Ambassador of Bangladesh to Turkey
- In office October 22, 2020 – October 20, 2022
- President: Abdul Hamid
- Prime Minister: Sheikh Hasina
- Preceded by: M Allama Siddiki
- Succeeded by: M Amanul Haq

Bangladesh Ambassador to Uzbekistan
- In office September 16, 2013 – October 15, 2020
- Preceded by: Muhammad Imran
- Succeeded by: Zahangir Alam

Bangladesh Ambassador to Germany
- In office March 31, 2010 – February 17, 2013
- Preceded by: Abdul B. Manjoor Rahim
- Succeeded by: Muhammad Ali Sorcar

Bangladesh Ambassador to Morocco
- In office September 25, 2008 – March 25, 2010
- Succeeded by: Nur Mohammad (police officer)

Personal details
- Born: 21 April 1961 (age 64) Dhaka, Bangladesh
- Spouse: Nuzhat Amin Mannan
- Parent: M. A. Mannan (neurologist) (father);
- Alma mater: The Fletcher School at Tufts University, National Defence College (Bangladesh), University of Dhaka
- Occupation: Diplomat

= Mosud Mannan =

Bangladeshi diplomat (born 1961)

Mosud Mannan (born 21 April 1961) was a diplomat of the People's Republic of Bangladesh, who entered into retirement in October 2022. Between 22 October 2020 and 20 October 2022, he served as the ambassador of Bangladesh to the Republic of Turkey. Previously, he served as ambassador of Bangladesh to the Republic of Uzbekistan, concurrently accredited to the Islamic Republic of Afghanistan, the Republic of Kazakhstan and the Kyrgyz Republic from 16 September 2013 till 15 October 2020.

== Career ==
From 2000-2001, Mosud Mannan served as counsellor at the Bangladesh Permanent Mission to the United Nations and was an alternative representative of Bangladesh to the Security Council, as the country was elected as a non-permanent member of the Security Council at the time.
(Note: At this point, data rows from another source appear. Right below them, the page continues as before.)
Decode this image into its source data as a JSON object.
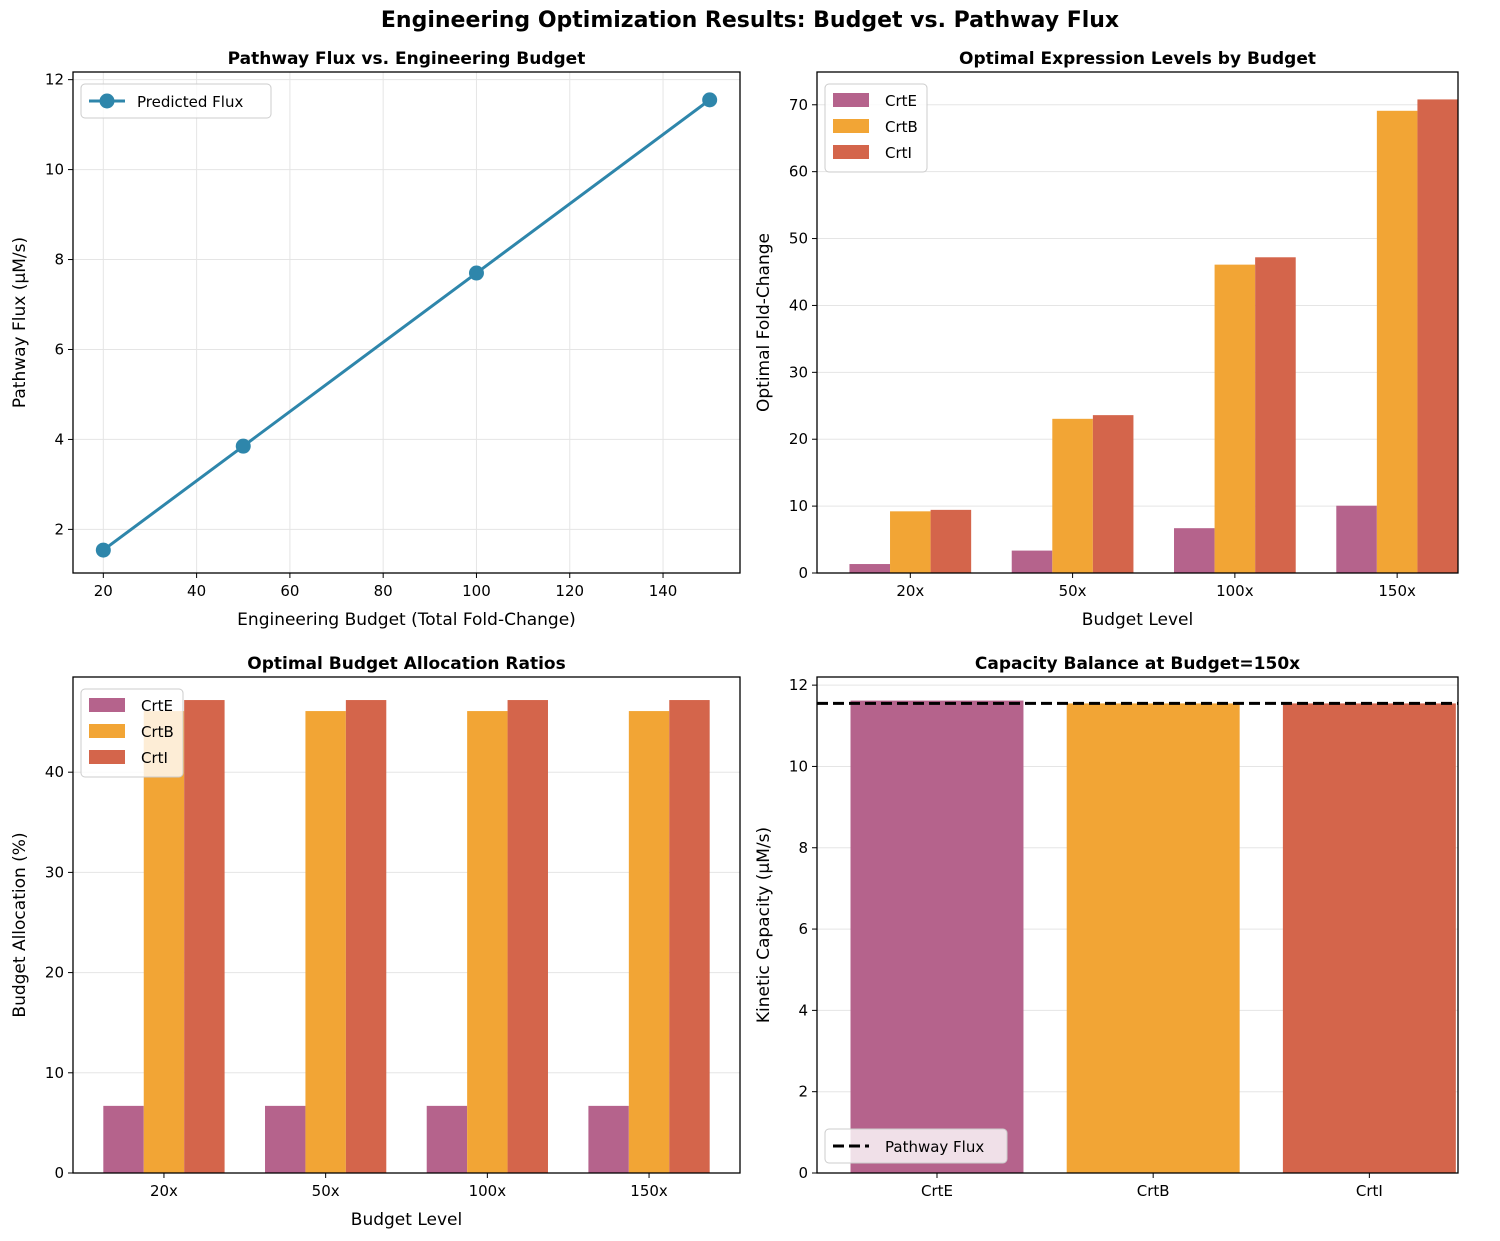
{
  "title": "Engineering Optimization Results: Budget vs. Pathway Flux",
  "colors": {
    "line": "#2E86AB",
    "CrtE": "#B5638C",
    "CrtB": "#F2A535",
    "CrtI": "#D4654B",
    "flux_line": "#000000"
  },
  "chart_data": [
    {
      "type": "line",
      "title": "Pathway Flux vs. Engineering Budget",
      "xlabel": "Engineering Budget (Total Fold-Change)",
      "ylabel": "Pathway Flux (μM/s)",
      "x": [
        20,
        50,
        100,
        150
      ],
      "series": [
        {
          "name": "Predicted Flux",
          "values": [
            1.54,
            3.85,
            7.7,
            11.55
          ],
          "marker": "circle"
        }
      ],
      "xlim": [
        13.5,
        156.5
      ],
      "ylim": [
        1.03,
        12.17
      ],
      "xticks": [
        20,
        40,
        60,
        80,
        100,
        120,
        140
      ],
      "yticks": [
        2,
        4,
        6,
        8,
        10,
        12
      ],
      "grid": "both",
      "legend": "upper-left"
    },
    {
      "type": "bar",
      "title": "Optimal Expression Levels by Budget",
      "xlabel": "Budget Level",
      "ylabel": "Optimal Fold-Change",
      "categories": [
        "20x",
        "50x",
        "100x",
        "150x"
      ],
      "series": [
        {
          "name": "CrtE",
          "values": [
            1.34,
            3.35,
            6.7,
            10.06
          ]
        },
        {
          "name": "CrtB",
          "values": [
            9.22,
            23.05,
            46.1,
            69.1
          ]
        },
        {
          "name": "CrtI",
          "values": [
            9.44,
            23.6,
            47.2,
            70.8
          ]
        }
      ],
      "ylim": [
        0,
        74.9
      ],
      "yticks": [
        0,
        10,
        20,
        30,
        40,
        50,
        60,
        70
      ],
      "grid": "y",
      "legend": "upper-left"
    },
    {
      "type": "bar",
      "title": "Optimal Budget Allocation Ratios",
      "xlabel": "Budget Level",
      "ylabel": "Budget Allocation (%)",
      "categories": [
        "20x",
        "50x",
        "100x",
        "150x"
      ],
      "series": [
        {
          "name": "CrtE",
          "values": [
            6.7,
            6.7,
            6.7,
            6.7
          ]
        },
        {
          "name": "CrtB",
          "values": [
            46.1,
            46.1,
            46.1,
            46.1
          ]
        },
        {
          "name": "CrtI",
          "values": [
            47.2,
            47.2,
            47.2,
            47.2
          ]
        }
      ],
      "ylim": [
        0,
        49.5
      ],
      "yticks": [
        0,
        10,
        20,
        30,
        40
      ],
      "grid": "y",
      "legend": "upper-left"
    },
    {
      "type": "bar",
      "title": "Capacity Balance at Budget=150x",
      "xlabel": "",
      "ylabel": "Kinetic Capacity (μM/s)",
      "categories": [
        "CrtE",
        "CrtB",
        "CrtI"
      ],
      "values": [
        11.62,
        11.55,
        11.55
      ],
      "reference_line": {
        "name": "Pathway Flux",
        "value": 11.55,
        "style": "dashed"
      },
      "ylim": [
        0,
        12.2
      ],
      "yticks": [
        0,
        2,
        4,
        6,
        8,
        10,
        12
      ],
      "grid": "y",
      "legend": "lower-left"
    }
  ]
}
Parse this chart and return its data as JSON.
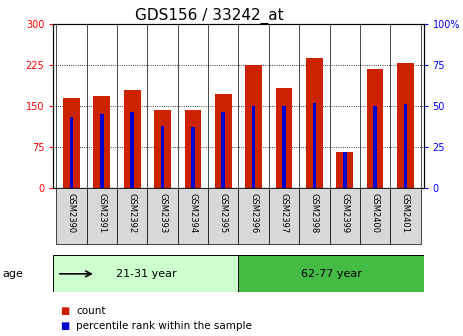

Mannan was Bangladesh's ambassador to the Kingdom of Morocco, with concurrent accreditation to the Republic of Mali, the Federal Republic of Nigeria, the Republic of Senegal and the Republic of Sierra Leone.

From 31 March 2010 till 17 February 2013, Mannan was ambassador to Germany, with concurrent accreditation to the Republic of Austria, the Czech Republic, Hungary, the Slovak Republic and the Republic of Slovenia. During his tenure, he was a representative of Bangladesh before the International Tribunal for the Law of the Sea in the dispute concerning delimitation of the maritime boundary between Bangladesh and Myanmar in the Bay of Bengal (Bangladesh/Myanmar).

Earlier in his diplomatic career, he served in various capacities in Bangladesh Missions in Beijing (minister and deputy chief of mission), New York City (counsellor-minister), Muscat (counsellor) and London (second secretary-counsellor). At the Ministry of Foreign Affairs of Bangladesh, he held different positions, including Director General (International Organisations) and Deputy Chief of Protocol.